Through calculations that are tedious but not actually hard, you can find a line that “best fits” the data. And it will tell you whether, on average, increasing the something will increase the effect. Or decrease it. There are subsidiary tests that will tell you how strong the fit is. That is, whether the something and the effect match their variations very well, or whether there’s just a loose correspondence. It can easily be that random factors, or factors you aren’t looking at, are more important than the something you’re trying to vary, after all.
In principle, online advertising should be excellent at matching advertising to people. It’s quite easy to test different combinations of sales pitches and measure how much of whatever it is gets bought. In practice?

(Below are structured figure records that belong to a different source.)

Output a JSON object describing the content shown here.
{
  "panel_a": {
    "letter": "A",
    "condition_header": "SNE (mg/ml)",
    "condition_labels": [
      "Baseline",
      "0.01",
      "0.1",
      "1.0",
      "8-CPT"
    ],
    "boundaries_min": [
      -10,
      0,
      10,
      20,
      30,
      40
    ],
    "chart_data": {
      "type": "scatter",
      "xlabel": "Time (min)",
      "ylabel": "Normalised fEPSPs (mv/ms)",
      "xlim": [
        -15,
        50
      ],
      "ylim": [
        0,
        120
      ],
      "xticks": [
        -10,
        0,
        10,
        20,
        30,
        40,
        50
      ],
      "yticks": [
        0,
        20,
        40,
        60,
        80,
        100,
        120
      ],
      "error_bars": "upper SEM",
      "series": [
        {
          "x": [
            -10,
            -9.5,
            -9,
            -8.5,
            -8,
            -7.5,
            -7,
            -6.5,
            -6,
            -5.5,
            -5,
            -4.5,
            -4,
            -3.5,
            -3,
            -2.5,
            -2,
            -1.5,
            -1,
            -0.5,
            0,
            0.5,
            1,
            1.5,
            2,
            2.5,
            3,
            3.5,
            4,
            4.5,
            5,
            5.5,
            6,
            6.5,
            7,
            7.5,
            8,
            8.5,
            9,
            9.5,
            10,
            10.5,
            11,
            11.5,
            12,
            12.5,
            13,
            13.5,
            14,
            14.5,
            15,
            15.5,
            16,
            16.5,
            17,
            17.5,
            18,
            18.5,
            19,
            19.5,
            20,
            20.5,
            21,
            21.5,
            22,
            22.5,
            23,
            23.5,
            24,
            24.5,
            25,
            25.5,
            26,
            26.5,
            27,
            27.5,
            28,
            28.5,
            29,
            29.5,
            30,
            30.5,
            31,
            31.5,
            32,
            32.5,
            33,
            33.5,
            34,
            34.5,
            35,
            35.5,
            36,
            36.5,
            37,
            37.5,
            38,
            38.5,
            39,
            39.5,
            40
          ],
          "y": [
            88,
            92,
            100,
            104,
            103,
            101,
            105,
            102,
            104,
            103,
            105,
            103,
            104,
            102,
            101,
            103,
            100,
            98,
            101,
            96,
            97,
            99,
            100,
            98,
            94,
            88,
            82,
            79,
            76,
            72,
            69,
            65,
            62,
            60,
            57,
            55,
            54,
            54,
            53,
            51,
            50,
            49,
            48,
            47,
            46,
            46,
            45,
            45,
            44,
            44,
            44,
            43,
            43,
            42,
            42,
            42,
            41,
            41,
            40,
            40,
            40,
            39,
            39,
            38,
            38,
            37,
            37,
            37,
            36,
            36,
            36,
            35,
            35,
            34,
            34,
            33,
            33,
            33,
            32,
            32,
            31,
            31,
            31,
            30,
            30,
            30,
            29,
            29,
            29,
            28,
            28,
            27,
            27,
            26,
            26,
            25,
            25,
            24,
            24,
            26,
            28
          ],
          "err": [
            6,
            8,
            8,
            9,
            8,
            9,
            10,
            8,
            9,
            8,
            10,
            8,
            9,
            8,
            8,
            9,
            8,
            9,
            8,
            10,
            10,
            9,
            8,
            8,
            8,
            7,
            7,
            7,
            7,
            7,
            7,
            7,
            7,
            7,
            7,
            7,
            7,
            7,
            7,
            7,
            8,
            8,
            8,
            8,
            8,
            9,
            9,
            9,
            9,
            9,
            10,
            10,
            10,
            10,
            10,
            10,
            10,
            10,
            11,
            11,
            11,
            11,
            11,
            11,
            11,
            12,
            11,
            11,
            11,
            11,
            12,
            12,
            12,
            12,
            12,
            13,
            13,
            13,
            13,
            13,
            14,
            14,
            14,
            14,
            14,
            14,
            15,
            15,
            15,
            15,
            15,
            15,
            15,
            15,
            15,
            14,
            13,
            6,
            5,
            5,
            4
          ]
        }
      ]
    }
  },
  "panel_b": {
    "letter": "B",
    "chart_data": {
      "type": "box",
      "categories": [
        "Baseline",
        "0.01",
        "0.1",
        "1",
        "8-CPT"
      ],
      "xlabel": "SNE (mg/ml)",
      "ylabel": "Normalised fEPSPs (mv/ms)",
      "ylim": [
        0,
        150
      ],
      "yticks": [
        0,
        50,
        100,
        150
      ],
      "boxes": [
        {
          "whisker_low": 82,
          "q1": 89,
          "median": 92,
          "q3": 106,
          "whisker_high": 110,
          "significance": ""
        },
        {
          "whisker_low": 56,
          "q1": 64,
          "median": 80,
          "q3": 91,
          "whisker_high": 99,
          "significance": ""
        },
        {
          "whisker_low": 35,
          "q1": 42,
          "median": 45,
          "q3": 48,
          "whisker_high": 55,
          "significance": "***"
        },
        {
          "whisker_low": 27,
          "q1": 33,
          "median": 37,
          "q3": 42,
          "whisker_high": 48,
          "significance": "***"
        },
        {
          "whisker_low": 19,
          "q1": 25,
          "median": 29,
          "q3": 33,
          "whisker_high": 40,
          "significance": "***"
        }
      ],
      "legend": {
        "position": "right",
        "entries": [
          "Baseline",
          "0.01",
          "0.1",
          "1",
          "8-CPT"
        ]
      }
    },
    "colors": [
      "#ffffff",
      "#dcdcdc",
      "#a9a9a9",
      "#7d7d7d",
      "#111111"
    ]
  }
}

You have surely heard the aphorism that correlation does not prove causation, usually from someone trying to explain that we can’t really prove that some large industry is doing something murderous and awful. But there are also people who will say this in honest good faith. Showing that, say, placing advertisements in one source correlates with a healthy number of sales does not prove that the advertisements helped any. One needs to design experiments thoughtfully to tease that out. Part of Frederik and Martijn’s essay is about the search for those thoughtful experiments, and what they indicate. There is an old saw that in science what one does not measure one does not understand. But it is also true that measuring a thing does not mean one understands it.
(Linear regression is far from the only tool available, or discussed in the article. It’s one that’s easy to imagine and explain, both in goal and in calculation, however.)